A diretora do Núcleo de Estudos Afrodescendentes Brasileiros (NEAB), fala sobre as ações realizadas para cotistas

Avanny Oliveira, do Virajovem de Maceió (AL)

Em julho de 2009, um processo movido pelo Partido dos Democratas (DEM), com a finalidade de garantir a declaração de inconstitucionalidade de todas as leis sobre sistemas de cotas raciais aplicadas no país, abriu a discussão sobre o sistema no Brasil.
O sistema de cotas é destinado não somente para afrodescendentes, mas também para pardos provenientes de escolas públicas.
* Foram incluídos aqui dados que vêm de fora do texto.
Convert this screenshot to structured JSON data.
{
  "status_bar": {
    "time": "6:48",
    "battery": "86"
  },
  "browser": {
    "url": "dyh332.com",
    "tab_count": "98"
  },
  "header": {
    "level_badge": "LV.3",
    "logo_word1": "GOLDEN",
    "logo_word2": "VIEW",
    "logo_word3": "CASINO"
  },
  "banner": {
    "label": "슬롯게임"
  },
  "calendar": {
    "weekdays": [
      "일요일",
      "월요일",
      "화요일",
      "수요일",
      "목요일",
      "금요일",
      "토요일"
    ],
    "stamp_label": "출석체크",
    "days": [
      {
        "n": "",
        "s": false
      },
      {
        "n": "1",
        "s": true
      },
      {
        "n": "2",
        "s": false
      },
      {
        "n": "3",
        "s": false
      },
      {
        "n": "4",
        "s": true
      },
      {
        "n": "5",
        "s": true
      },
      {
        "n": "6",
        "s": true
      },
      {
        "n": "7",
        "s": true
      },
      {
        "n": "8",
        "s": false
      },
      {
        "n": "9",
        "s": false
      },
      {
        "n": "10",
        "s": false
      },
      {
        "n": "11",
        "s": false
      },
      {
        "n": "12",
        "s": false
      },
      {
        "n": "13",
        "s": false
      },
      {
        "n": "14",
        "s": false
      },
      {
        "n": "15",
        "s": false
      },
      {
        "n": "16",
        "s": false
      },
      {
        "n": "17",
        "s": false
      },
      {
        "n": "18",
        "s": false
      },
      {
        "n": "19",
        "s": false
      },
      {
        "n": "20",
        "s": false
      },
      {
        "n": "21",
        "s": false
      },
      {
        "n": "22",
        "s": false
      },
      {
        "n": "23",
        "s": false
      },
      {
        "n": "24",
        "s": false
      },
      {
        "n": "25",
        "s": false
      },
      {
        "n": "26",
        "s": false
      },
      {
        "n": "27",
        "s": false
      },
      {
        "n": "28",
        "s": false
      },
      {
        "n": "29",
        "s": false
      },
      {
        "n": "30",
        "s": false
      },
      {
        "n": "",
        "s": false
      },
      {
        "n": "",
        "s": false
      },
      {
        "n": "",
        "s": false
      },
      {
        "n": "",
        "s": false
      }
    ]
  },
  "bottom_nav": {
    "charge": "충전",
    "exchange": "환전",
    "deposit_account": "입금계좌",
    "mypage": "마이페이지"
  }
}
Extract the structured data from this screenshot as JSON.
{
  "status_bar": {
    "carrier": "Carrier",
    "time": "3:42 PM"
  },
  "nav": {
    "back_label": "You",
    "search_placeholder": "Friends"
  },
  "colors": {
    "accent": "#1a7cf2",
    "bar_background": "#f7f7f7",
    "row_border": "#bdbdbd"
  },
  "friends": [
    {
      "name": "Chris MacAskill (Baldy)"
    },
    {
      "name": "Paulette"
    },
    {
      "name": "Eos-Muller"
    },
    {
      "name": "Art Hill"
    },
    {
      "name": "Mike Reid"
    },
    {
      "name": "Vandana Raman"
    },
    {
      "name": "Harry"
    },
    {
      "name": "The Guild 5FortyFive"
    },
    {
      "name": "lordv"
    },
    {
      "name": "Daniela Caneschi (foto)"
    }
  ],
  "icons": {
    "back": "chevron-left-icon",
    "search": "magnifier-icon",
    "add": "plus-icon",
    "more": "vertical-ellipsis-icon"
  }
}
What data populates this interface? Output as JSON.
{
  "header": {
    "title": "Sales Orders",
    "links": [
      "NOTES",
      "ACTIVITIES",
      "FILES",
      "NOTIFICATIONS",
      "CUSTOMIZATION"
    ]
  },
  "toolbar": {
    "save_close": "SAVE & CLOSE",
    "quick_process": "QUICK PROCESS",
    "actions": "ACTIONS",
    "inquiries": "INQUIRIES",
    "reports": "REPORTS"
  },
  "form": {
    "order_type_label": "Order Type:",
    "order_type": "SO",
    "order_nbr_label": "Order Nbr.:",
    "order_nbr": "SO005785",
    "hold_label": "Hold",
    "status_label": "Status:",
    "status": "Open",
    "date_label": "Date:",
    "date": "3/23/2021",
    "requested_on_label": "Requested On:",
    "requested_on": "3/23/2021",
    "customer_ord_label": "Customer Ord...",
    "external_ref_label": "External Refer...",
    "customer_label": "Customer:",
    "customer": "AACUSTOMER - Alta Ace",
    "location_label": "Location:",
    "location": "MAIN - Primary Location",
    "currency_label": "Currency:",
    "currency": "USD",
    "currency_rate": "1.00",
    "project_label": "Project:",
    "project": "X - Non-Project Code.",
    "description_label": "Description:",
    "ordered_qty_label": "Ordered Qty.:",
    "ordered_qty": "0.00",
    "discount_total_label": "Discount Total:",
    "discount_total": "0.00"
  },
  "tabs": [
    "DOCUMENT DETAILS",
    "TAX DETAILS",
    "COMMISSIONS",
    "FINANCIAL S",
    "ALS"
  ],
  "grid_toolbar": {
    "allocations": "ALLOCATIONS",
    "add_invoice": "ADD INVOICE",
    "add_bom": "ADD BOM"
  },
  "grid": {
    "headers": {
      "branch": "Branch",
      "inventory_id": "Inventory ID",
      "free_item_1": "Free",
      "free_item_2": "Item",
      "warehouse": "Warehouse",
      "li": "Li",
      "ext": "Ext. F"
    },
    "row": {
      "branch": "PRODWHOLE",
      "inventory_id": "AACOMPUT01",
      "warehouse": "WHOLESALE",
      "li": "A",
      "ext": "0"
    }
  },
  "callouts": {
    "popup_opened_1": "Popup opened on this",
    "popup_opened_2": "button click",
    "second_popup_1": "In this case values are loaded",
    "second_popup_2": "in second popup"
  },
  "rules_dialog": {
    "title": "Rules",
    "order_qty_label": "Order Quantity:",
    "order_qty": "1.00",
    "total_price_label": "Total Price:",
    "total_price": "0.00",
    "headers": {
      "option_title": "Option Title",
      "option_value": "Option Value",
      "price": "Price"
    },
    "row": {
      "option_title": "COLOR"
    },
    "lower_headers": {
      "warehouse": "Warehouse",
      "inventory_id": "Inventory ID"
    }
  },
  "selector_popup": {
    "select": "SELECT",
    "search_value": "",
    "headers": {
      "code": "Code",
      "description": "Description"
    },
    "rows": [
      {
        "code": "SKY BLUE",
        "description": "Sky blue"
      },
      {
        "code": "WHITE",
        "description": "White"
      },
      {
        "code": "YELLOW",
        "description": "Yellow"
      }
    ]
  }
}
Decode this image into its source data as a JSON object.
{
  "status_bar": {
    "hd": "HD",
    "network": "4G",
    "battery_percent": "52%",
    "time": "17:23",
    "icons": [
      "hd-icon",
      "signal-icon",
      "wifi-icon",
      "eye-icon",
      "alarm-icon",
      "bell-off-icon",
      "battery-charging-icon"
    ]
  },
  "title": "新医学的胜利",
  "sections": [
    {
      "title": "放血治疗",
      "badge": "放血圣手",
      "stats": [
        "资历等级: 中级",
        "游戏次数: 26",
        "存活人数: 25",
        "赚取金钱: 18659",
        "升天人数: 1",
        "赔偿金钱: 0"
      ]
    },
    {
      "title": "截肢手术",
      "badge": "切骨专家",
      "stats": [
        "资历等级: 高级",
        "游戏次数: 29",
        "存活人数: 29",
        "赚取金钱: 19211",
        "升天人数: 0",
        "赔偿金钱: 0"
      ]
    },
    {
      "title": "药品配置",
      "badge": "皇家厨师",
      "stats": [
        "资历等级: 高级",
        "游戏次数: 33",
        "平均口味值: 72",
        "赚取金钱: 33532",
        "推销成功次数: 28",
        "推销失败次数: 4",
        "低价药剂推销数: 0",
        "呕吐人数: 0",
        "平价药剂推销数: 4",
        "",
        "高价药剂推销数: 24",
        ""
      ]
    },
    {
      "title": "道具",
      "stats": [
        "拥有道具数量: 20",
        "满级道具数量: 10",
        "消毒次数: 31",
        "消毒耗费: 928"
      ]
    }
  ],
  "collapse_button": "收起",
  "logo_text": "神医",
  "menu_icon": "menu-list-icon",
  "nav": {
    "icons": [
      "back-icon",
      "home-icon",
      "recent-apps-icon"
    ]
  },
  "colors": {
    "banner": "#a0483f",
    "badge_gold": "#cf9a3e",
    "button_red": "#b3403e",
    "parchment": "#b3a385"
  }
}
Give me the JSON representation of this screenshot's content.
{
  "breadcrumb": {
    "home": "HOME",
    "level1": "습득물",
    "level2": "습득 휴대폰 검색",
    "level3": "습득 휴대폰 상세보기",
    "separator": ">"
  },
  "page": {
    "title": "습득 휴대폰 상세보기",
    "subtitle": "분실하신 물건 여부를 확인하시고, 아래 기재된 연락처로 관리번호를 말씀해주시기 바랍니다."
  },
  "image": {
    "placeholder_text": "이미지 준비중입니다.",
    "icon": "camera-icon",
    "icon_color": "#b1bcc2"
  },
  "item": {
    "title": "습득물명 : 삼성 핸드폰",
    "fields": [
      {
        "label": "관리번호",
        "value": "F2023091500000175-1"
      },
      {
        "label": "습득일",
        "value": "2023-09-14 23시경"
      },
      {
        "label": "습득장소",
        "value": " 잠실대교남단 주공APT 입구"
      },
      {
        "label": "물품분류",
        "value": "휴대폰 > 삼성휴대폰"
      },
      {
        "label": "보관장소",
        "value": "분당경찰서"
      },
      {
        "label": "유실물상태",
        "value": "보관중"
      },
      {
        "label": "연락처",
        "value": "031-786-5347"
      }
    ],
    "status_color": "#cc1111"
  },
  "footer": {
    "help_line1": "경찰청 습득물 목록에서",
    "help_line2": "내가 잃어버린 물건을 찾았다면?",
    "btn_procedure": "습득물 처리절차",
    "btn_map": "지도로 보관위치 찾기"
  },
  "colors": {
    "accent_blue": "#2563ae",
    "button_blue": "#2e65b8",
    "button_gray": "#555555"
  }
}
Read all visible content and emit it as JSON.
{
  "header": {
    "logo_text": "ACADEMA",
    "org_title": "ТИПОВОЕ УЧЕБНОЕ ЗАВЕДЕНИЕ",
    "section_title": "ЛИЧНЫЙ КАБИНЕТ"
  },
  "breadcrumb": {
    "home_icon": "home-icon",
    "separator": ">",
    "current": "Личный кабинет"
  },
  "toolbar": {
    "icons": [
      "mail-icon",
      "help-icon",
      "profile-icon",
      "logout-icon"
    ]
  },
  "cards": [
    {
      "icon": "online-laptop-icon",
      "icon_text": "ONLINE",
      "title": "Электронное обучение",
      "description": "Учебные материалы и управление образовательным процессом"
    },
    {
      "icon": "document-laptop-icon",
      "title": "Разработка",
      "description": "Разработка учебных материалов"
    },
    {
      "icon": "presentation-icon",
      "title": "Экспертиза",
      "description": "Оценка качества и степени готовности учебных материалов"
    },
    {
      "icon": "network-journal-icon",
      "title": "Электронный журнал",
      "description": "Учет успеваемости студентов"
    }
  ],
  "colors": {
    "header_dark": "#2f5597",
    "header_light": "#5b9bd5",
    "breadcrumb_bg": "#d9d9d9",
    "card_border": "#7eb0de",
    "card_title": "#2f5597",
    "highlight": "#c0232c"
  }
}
A decisão está sendo aguardada por mais de 60 instituições de ensino do país; entre federais, estaduais e particulares; que têm implantado o Programa de Políticas de Ações Afirmativas. O sistema de cotas é uma política legal, contemplada pela constituição de 1988. A diretora do Neab, a historiadora Clara Suassuna comenta sobre o assunto.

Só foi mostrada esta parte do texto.